Spring, Odilon Redon. c. 1914. Worcester Art Museum. Worcester, MA. In Greek mythology, Hope was the daimon Elpis. Traditional depictions show her as a young girl holding flowers.
To unpathed waters, undreamed shores.
William Shakespeare (1564-1616)
The Winter's Tale, Act IV, scene iv
The maturing of artistic work often falls within the thematic parameters of alterswerk. Alterswerk, literally latter works, refers to the final output of an artist just prior to their death. The three characteristics of alterswerk -- interest in death, recapitulation, and prophetic visions -- not only occur toward the end of an oeuvre but they also accompany the final psychological stages of life. The artworks by Redon which fall after 1905 best fit this category of alterswerk. During this period his use of color reached its zenith as he repeatedly explored spiritual motifs, such as the Buddha, Apollo's Chariot, and the death of Ophelia -- as well as a series of butterflies, flowers and boats.
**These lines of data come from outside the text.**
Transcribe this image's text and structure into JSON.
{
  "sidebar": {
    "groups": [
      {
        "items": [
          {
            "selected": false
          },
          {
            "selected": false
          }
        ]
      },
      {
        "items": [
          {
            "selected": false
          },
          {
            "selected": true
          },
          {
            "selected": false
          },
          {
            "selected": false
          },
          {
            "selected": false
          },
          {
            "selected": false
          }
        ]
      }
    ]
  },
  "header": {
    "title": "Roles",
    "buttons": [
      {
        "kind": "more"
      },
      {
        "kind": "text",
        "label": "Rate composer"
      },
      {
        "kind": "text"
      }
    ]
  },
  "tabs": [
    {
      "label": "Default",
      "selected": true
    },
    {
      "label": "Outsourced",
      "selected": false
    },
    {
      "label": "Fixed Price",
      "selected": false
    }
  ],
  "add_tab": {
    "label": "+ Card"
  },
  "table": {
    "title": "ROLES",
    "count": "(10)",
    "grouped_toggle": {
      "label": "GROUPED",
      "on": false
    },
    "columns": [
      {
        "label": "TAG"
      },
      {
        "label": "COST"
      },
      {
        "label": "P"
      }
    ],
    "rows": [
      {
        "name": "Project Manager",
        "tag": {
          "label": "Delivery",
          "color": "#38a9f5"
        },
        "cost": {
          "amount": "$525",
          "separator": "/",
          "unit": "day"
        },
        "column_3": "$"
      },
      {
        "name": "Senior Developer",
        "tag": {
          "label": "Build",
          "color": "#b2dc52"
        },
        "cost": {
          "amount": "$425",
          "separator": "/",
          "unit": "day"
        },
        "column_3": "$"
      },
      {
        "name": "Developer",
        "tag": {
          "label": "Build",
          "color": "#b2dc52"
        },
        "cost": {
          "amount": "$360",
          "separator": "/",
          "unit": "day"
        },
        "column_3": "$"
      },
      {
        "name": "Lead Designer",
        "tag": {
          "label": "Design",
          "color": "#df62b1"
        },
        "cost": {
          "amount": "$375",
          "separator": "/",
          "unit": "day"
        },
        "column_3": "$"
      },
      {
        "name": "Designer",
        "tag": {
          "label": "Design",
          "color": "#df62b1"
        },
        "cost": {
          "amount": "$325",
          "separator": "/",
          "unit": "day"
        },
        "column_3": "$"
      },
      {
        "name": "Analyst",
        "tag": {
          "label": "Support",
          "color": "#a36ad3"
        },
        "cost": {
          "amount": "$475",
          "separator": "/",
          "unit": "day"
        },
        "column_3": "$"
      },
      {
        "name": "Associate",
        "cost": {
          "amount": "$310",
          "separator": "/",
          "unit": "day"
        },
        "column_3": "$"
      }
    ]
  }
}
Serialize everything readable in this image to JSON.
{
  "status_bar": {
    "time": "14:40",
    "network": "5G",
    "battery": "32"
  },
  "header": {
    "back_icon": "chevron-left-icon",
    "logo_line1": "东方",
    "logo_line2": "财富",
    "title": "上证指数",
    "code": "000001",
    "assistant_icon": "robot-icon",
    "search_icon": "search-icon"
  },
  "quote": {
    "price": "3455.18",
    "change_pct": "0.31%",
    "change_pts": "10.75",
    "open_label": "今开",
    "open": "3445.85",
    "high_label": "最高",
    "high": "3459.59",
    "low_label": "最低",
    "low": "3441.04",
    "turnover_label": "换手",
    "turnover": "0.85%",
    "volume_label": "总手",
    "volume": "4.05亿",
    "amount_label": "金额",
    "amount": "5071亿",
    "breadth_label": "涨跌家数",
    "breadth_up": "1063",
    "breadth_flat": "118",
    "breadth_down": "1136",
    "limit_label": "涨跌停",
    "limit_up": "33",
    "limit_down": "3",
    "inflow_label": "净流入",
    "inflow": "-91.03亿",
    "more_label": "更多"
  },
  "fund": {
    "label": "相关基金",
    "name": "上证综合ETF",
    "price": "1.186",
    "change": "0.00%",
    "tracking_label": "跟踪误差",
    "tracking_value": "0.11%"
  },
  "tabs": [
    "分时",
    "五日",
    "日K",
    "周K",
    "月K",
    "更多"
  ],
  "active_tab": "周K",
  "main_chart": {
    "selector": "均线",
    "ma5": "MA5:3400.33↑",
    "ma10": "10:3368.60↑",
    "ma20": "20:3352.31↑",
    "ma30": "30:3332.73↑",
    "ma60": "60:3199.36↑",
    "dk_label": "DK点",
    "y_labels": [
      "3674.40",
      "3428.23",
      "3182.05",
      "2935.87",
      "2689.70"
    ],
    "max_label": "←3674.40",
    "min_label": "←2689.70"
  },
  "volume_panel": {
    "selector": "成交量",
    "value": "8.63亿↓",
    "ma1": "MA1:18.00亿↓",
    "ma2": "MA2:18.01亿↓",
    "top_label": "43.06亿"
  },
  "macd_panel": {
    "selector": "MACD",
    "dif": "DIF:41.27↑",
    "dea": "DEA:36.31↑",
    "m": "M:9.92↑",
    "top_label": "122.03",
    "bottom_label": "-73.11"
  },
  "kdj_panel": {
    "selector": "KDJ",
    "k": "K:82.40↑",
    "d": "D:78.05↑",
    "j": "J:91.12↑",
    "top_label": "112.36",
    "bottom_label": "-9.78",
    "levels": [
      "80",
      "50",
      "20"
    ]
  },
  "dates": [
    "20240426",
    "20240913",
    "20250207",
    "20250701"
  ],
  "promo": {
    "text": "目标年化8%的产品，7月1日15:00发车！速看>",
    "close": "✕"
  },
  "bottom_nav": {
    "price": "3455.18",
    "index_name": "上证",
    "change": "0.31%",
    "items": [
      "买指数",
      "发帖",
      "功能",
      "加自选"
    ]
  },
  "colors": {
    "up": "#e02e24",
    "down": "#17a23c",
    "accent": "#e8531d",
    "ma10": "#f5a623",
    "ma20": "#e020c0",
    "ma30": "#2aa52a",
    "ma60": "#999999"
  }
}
In the last three years of Redon's life there were several significant events. To begin with, there was the Armory Show of 1913 which introduced American art patrons to Redon. He was not only the most represented artist in the exhibition but one of the most financially and critically successful as well. That same year, André Mellerio published a catalogue of his lithographs. This recognition late in his life continued in 1915 with two more major exhibitions: one at the John Herron Art Institute of Indianapolis and the Second Exhibition of Contemporary French Art at the Caroll Gallery of New York. In his personal life the most significant event was his son Ari's mobilization for war (1914). This development was the inspiration for Redon's painting The cyclops.
Redon remained a quiet and intensely private artist to the end of his life. He died in Paris on July 6, 1916.